Nie mniej intrygujący zdaje się drugi z akcjonariuszy, Wang Yaohui, znany również jako Mr. King. Według doniesień lokalnych mediów ma być on mocno związany z klubem. Ale czy tak jest naprawdę? Tego nikt nie był w stanie ustalić.
English Football League, zarządzająca rozgrywkami na niższych szczeblach, również nie była w stanie dociec, kto w rzeczywistości pociąga za sznurki. Dlatego też rozpoczęła śledztwo w tej sprawie.
Jeśli władze Birmingham City nie przedstawią twardych dowodów na to, kto tak naprawdę rządzi klubem, grożą im poważne konsekwencje. Włącznie z redukcją punktów lub nawet karną degradacją.
Kibice mają już dość chińskich biznesmenów. Pod ich rządami podupadać zaczęła prestiżowa akademia, a sam klub stanął w miejscu. Nie pojawiły się żadne plany rozwoju. Właścicielom zależało wyłącznie na tym, by Birmingham City pozostało spółką notowaną na giełdzie w Hongkongu.
Fani postanowili coś z tym zrobić. Na piątek zaplanowali protesty, a część z nich odgrażała się nawet, że wbiegnie na boisko podczas derbowego starcia z West Bromwich Albion. Uspokajać musiał ich szkoleniowiec zespołu, John Eustace.

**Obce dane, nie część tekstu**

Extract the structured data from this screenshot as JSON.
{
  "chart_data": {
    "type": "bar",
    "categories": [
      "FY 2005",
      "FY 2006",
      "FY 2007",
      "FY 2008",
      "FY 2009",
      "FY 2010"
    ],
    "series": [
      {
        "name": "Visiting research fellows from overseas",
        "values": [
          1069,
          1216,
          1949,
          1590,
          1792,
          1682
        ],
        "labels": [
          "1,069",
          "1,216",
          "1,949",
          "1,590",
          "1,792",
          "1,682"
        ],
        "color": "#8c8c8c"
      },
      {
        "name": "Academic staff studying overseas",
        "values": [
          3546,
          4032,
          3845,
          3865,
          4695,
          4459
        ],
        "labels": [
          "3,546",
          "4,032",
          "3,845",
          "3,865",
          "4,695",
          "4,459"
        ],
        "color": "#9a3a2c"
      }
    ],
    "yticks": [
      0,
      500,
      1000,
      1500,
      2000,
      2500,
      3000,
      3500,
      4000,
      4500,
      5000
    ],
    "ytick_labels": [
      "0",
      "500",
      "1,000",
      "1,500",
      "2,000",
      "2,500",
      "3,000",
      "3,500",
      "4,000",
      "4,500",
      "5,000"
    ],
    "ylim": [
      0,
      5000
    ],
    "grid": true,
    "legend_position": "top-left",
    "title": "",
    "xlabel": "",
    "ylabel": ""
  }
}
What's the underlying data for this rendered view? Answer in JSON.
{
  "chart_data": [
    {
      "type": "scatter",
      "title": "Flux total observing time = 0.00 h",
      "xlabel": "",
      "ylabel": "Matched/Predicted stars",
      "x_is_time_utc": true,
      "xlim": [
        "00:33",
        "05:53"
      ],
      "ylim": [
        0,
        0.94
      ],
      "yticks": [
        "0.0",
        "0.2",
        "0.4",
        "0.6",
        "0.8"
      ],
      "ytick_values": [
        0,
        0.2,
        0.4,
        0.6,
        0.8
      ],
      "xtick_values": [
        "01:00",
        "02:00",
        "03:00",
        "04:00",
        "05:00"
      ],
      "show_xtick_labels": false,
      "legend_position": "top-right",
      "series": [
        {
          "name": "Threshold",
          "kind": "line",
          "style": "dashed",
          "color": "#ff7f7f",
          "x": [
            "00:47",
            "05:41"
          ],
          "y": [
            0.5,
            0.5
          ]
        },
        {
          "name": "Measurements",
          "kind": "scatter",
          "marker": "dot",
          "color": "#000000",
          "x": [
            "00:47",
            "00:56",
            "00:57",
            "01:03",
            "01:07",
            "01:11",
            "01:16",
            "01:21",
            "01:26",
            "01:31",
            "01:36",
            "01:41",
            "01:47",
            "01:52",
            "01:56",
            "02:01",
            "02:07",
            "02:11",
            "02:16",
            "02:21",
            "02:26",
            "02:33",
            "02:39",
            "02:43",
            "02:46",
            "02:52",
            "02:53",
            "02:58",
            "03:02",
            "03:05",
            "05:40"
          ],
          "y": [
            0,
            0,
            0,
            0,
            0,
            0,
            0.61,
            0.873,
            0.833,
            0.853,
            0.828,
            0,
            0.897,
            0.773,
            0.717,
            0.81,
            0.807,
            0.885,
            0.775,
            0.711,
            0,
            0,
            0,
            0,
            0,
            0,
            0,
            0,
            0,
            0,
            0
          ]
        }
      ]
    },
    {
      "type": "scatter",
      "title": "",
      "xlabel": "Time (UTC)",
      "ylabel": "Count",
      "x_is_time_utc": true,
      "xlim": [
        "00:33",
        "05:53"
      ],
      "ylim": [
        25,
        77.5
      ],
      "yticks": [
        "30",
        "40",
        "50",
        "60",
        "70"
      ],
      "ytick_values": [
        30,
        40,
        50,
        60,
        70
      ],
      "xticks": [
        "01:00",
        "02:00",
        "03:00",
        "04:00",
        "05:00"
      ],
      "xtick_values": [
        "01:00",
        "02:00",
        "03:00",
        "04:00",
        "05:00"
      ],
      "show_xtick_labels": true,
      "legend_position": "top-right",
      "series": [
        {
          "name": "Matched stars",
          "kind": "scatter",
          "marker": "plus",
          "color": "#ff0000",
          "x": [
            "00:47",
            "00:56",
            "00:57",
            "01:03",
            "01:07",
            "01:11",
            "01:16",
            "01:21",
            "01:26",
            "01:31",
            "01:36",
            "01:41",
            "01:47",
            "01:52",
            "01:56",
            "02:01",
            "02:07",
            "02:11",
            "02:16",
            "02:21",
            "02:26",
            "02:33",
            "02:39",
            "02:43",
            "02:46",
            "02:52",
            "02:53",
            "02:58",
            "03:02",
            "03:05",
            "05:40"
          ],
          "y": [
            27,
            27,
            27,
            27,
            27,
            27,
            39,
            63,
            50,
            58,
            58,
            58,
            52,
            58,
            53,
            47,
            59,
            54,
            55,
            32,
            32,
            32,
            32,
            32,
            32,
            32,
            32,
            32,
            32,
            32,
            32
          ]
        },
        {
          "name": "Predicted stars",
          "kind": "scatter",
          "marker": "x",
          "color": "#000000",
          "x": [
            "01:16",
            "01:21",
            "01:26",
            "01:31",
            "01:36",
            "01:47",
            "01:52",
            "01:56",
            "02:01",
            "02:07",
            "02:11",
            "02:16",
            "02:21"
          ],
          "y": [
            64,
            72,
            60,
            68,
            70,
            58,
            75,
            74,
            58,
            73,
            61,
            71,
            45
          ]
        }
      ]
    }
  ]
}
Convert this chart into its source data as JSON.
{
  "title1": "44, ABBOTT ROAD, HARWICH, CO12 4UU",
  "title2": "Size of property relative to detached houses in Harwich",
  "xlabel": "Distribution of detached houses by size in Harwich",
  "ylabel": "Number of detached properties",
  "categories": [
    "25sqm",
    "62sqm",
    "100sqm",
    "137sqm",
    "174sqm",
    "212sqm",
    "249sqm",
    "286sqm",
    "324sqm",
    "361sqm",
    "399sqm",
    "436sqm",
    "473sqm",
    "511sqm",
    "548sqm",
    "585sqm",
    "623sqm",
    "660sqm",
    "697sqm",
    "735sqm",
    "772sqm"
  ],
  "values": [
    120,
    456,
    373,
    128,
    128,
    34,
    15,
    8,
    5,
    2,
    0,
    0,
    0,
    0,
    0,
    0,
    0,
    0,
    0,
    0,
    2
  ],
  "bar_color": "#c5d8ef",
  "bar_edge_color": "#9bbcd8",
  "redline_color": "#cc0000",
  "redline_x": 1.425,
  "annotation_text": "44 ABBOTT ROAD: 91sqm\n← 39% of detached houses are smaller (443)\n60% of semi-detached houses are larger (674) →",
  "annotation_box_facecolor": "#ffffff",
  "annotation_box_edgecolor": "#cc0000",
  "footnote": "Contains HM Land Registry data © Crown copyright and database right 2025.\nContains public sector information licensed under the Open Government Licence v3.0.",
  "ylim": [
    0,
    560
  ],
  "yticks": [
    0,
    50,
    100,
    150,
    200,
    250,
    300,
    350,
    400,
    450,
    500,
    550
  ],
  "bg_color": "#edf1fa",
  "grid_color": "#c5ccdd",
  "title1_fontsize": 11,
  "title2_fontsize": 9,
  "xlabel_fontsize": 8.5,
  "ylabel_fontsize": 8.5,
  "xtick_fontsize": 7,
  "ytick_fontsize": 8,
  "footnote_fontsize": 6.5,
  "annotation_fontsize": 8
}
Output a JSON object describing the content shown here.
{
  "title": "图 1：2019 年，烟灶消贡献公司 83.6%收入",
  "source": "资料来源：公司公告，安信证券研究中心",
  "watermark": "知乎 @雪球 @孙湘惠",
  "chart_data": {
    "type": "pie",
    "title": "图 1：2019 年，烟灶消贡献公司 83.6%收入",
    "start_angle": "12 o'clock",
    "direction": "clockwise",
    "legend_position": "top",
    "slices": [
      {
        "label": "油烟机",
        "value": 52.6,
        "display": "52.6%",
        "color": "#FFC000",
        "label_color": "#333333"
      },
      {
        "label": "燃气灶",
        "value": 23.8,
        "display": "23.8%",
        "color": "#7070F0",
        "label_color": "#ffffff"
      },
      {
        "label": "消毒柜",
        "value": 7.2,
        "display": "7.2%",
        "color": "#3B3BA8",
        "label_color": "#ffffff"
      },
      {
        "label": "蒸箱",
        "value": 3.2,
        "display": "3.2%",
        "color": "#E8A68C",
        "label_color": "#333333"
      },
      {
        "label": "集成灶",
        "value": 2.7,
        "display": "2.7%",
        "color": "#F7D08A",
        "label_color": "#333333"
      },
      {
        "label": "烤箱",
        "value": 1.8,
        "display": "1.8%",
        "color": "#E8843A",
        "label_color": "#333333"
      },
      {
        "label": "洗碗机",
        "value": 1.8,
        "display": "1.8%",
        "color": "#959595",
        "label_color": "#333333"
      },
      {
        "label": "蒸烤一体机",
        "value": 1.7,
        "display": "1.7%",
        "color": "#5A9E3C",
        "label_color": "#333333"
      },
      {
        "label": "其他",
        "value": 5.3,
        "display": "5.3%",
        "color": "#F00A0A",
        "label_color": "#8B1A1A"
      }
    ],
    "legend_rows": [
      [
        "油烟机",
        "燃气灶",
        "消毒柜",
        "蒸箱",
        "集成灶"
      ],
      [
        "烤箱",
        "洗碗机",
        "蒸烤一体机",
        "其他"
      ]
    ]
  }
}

– Birmingham City ma najlepszych kibiców w kraju. Są fantastyczni zarówno na własnym stadionie, jak i na wyjazdach. Przemierzyli z zespołem tysiące kilometrów – powiedział. – Mają prawo być sfrustrowani sytuacją. Rozumiem to w pełni. Najważniejsze jednak, by przeprowadzili protest w pokojowy i bezpieczny sposób i nie zakłócali meczu – dodał.
Pomimo pozaboiskowych problemów drużyna Eustace'a robi bowiem wszystko, by na murawie prezentować się jak najlepiej. Wie, że tylko w ten sposób może wywalczyć utrzymanie. W tej chwili zajmuje 18. miejsce w lidze i ma siedmiopunktową przewagę nad strefą spadkową. W przypadku jakiejkolwiek redukcji punktów może zrobić się jednak nieciekawie.
Dlatego też najbliższy mecz z West Bromem jest tak ważny. Derbowe zwycięstwo może napędzić drużynę na resztę sezonu i pozwolić jej zebrać jak najwięcej punktów. Liczą na to nie tylko kibice, ale i piłkarze Birmingham. W tym Krystian Bielik, który z pewnością chciałby uniknąć kolejnej degradacji do League One...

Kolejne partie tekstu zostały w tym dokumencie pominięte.